La Compagnie internationale d'Athènes - la CIA ! - devait présenter Le Songe d'une nuit d'été de Shakespeare mais voilà que les comédiens, les décors et les costumes n'ont pu arriver jusqu'ici. Seuls six techniciens ont réussi à atterrir… Alors, que faire ? Et bien, jouer tout de même ! Avec les moyens du bord, faits d'un bric-à-brac de sacs-poubelles et d'objets disparates, les six hommes se glissent dans la peau de tous les personnages, de l'artisan farfelu jusqu'à la majestueuse reine Titania ! Dans un chaos jubilatoire, venez découvrir en famille le royaume des fées comme vous ne l'avez jamais vu, un Puck aussi funky que déluré et des amoureux quelque peu étonnants…

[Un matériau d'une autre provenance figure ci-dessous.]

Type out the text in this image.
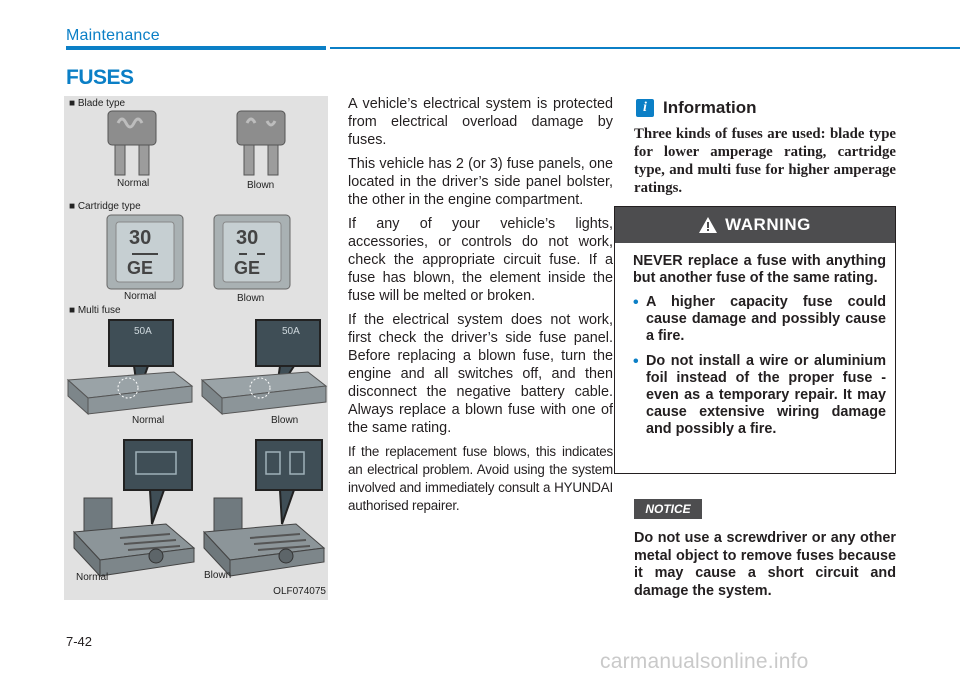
Maintenance
FUSES
■ Blade type
Normal	Blown
■ Cartridge type
30
GE
Normal
30
GE
Blown
■ Multi fuse
50A
Normal
50A
Blown
Normal	Blown
OLF074075

A vehicle’s electrical system is protected from electrical overload damage by fuses.

This vehicle has 2 (or 3) fuse panels, one located in the driver’s side panel bolster, the other in the engine compartment.

If any of your vehicle’s lights, accessories, or controls do not work, check the appropriate circuit fuse. If a fuse has blown, the element inside the fuse will be melted or broken.

If the electrical system does not work, first check the driver’s side fuse panel. Before replacing a blown fuse, turn the engine and all switches off, and then disconnect the negative battery cable. Always replace a blown fuse with one of the same rating.

If the replacement fuse blows, this indicates an electrical problem. Avoid using the system involved and immediately consult a HYUNDAI authorised repairer.

i Information
Three kinds of fuses are used: blade type for lower amperage rating, cartridge type, and multi fuse for higher amperage ratings.
WARNING

NEVER replace a fuse with anything but another fuse of the same rating.

• A higher capacity fuse could cause damage and possibly cause a fire.
• Do not install a wire or aluminium foil instead of the proper fuse - even as a temporary repair. It may cause extensive wiring damage and possibly a fire.
NOTICE
Do not use a screwdriver or any other metal object to remove fuses because it may cause a short circuit and damage the system.
7-42
carmanualsonline.info
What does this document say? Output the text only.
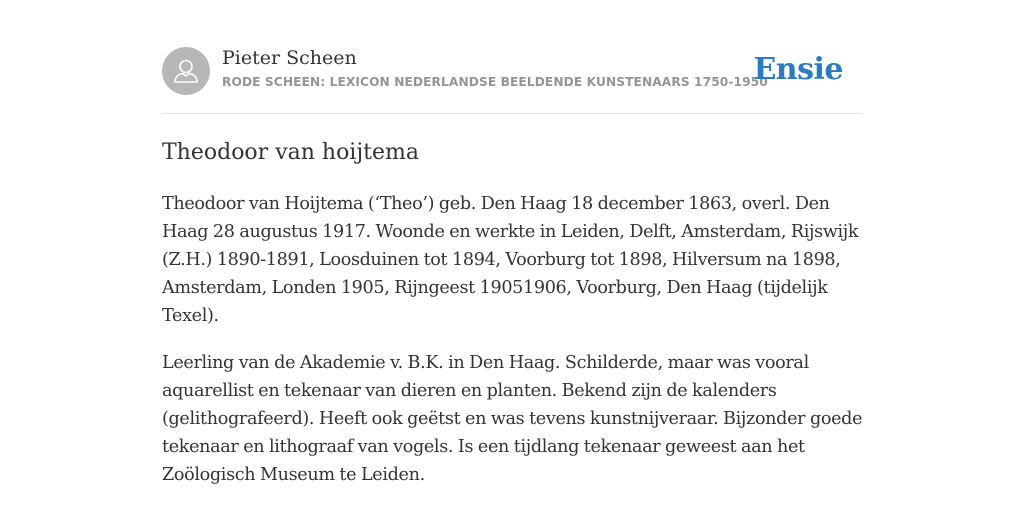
Pieter Scheen
RODE SCHEEN: LEXICON NEDERLANDSE BEELDENDE KUNSTENAARS 1750-1950
Ensie
Theodoor van hoijtema

Theodoor van Hoijtema (‘Theo’) geb. Den Haag 18 december 1863, overl. Den Haag 28 augustus 1917. Woonde en werkte in Leiden, Delft, Amsterdam, Rijswijk (Z.H.) 1890-1891, Loosduinen tot 1894, Voorburg tot 1898, Hilversum na 1898, Amsterdam, Londen 1905, Rijngeest 19051906, Voorburg, Den Haag (tijdelijk Texel).

Leerling van de Akademie v. B.K. in Den Haag. Schilderde, maar was vooral aquarellist en tekenaar van dieren en planten. Bekend zijn de kalenders (gelithografeerd). Heeft ook geëtst en was tevens kunstnijveraar. Bijzonder goede tekenaar en lithograaf van vogels. Is een tijdlang tekenaar geweest aan het Zoölogisch Museum te Leiden.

Traduction et assistance à la mise en scène : Marie-Paule Ramo
Régie de plateau et rôle de philostrate : Philippe Jasko
Régie son et lumière : Thibault Ducros
Conception de l'éclairage David Finn
Conception sonore Alexander MacSween
Une présentation de l'Usine C
Production déléguée MCNN-Maison de la Culture de Nevers et de la Nièvre créé dans le cadre de l’édition 2005 du Festival Dedans-Dehors dans l’Essonne
par David Lefebvre
Six hommes font irruption sur scène pour nous annoncer que la troupe, dont ils sont les techniciens attitrés, ainsi que les décors, costumes et accessoires, n'ont pu décoller d'Athènes, cause de grève. Il n'en faut pas plus pour qu'ils nous proposent de jouer eux-mêmes le spectacle qui devait être présenté. Sans faire ni une ni deux, s'arrangeant de bricoles et costumes qu'ils trouvent en coulisse, les voilà dans la peau des Thésée, Égée, Démétrius, Lysandre, Héléna, Puck et compagnie, personnages d'une des plus grandes comédies du grand Will, Le songe d'une nuit d'été.
En attendant le songe, pièce créée en 2007 par Irina Brook et quelques comédiens «avec qui elle avait envie de travailler», ne devait être présentée que cinq fois lors de petits festivals en France, dans des parcs, des stationnements, pour un public peu familier avec le théâtre. L'engouement fut tel que le spectacle continua son chemin et roule ainsi sa bosse depuis trois ans, un peu partout à travers l'Europe et le monde. Ce qui plait, on le comprend plutôt bien lors de la représentation : la pièce est sans prétention et de type populaire, dans sa plus noble définition. Sa (fausse) spontanéité fait éclore de nombreux éclats de rire. Elle est d’une plaisante simplicité, d’une attachante pauvreté et démontre une certaine liberté festive. Inutile de nier ces quelques qualités, qui rapprochent le public du texte de Shakespeare. Malheureusement, ce Songe a les défauts de ses qualités.
La rapidité avec laquelle les «techniciens» ouvrent le bal, en sachant par coeur les répliques, les positions, le jeu de lumière, et ce, sans réelle direction en direct, nous fait oublier la prémisse du spectacle. Comme si celui-ci avait été répété, finalement, des dizaines de fois, créant ainsi un paradoxe. Ils sont fort ces régisseurs... la magie du théâtre, et de Shakespeare, possiblement. Les comédiens ne se permettent peu ou pas de décrochage, le jeu est précis, trop peut-être. Et on y croit, sans y croire. Les hommes jouant des femmes sont prompts sur les embrassades de toute sorte ; au premier degré, le comique de la situation fait son effet, mais il serait étonnant de croire que ces hommes, entre eux, agiraient ainsi. La base de l’histoire imaginée par Brook est alors oubliée, ou devient superficielle : les acteurs prennent ainsi une totale possession de la scène. Ce qui cause une mise en abîme dans une mise en abîme. C'est pourtant lors de l'Acte 5, où la troupe des Artisans d'Athènes présente la tragédie de Pyrame et Thisbé, devant le duc Thésée, que l'on sent la réelle folie et la créativité d'une telle entreprise : le grivois prend une place amusante, on se poignarde à coup de siphon, le mur parle et le lion se déchaine d’une féroce naïveté. La modernité insufflée à la pièce s’avère profitable à plusieurs niveaux, dont pour certains personnages, comme celui de Puck, plus funky que fantastique.
Il se dégage une certaine fraîcheur de cette version du Songe d'une nuit d'été. Presque burlesque, dans l’ombre de Brecht, le tout est malheureusement d’une décevante convenance. Là où la troupe aurait pu pousser les clichés à son paroxysme, on ne trouve que farce et petite comédie. Le plaisir de jouer se sent tout de même au centre de cette création, qui trouve possiblement son réel public lors des représentations extérieures, dans son plus simple appareil, à la manière, peut-être, de La Roulotte.